I've been playing for approximately 11 months now and I feel like I'm not progressing as fast as I could be. I want to make sure that the time I spend practicing is effective and efficient. How would recommend someone with between 2-4 hours per day to practice to organize their practice schedule ? One other question, should you completely learn a song before starting a new song or is it okay to work on learning multiple songs at once? Okay more question (this is really the last one). On average, after one year, if someone told you they've been playing guitar for a year, what would you expect them to able to do?


Posted 1 year ago by Christopher Olivo - 7 replies

Oldest replies displayed first - click to reverse

First of all, I'm not a pro... Second, I think You want to go too fast : heard about overuse tendonitis ? So, you have to warm up (scales or easy chords) I may play from 45 min. to 2 or 3 hrs each day I don't Know How It works for you but I have to let Any piece Wander through m'y mind for a while. I can't Hurry It!
Then, some would talk about goals Whatever are your goals ?
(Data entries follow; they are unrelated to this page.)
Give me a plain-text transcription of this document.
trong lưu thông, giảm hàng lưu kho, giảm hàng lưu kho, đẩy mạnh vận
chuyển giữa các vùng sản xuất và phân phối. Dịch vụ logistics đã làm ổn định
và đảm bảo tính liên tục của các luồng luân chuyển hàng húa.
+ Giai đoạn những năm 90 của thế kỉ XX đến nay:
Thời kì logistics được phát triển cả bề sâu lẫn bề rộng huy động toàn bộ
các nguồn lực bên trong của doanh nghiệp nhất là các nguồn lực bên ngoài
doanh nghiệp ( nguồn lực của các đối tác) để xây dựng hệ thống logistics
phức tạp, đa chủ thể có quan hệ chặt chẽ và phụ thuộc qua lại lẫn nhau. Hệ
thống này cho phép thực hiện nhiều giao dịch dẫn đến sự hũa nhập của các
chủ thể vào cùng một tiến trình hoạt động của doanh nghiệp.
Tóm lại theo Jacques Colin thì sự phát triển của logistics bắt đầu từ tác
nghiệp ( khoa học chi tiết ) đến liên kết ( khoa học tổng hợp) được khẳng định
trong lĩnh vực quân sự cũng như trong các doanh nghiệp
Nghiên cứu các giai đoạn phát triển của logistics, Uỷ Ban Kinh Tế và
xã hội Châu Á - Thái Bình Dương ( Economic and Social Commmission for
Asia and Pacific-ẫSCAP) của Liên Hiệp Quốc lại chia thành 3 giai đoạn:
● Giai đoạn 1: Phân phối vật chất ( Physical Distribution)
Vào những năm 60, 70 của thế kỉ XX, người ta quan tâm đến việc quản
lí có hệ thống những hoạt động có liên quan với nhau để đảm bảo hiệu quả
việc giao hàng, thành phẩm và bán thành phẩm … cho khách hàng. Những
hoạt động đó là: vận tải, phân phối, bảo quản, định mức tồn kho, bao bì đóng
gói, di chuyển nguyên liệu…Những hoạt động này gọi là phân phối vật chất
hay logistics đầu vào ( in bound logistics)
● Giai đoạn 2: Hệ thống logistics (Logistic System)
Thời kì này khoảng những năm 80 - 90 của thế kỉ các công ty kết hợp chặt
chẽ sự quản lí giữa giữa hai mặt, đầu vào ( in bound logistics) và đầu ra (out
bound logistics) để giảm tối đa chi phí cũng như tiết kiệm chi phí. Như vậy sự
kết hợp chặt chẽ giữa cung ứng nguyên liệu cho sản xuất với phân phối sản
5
Reply posted 1 year ago by Marc Mony


Well I'm no pro either but I've been playing off and on for about 4 yrs now. Still at the high end of the beginner's level myself. Trying a few novice level songs, but definatly don't have them down yet. But here's my advice. I practice and learn more than 1 song at a time. The reason is I feel you should practice as you want to play. Your not going to paly the same song over and over in a jam session so why practice that way. I practice songs in the same key together. So I'm moving through the same chord progressions, but different strums and chord combinations. I feel this keeps my practice from getting boring also. Learn your G key progression 1st. (Gmj, Cmj, Dmj, Am, Em) Then A key (Amj, Dmj, Emj) Those 2 chord progressions should get you to playing hundreds of songs. I hope this helps.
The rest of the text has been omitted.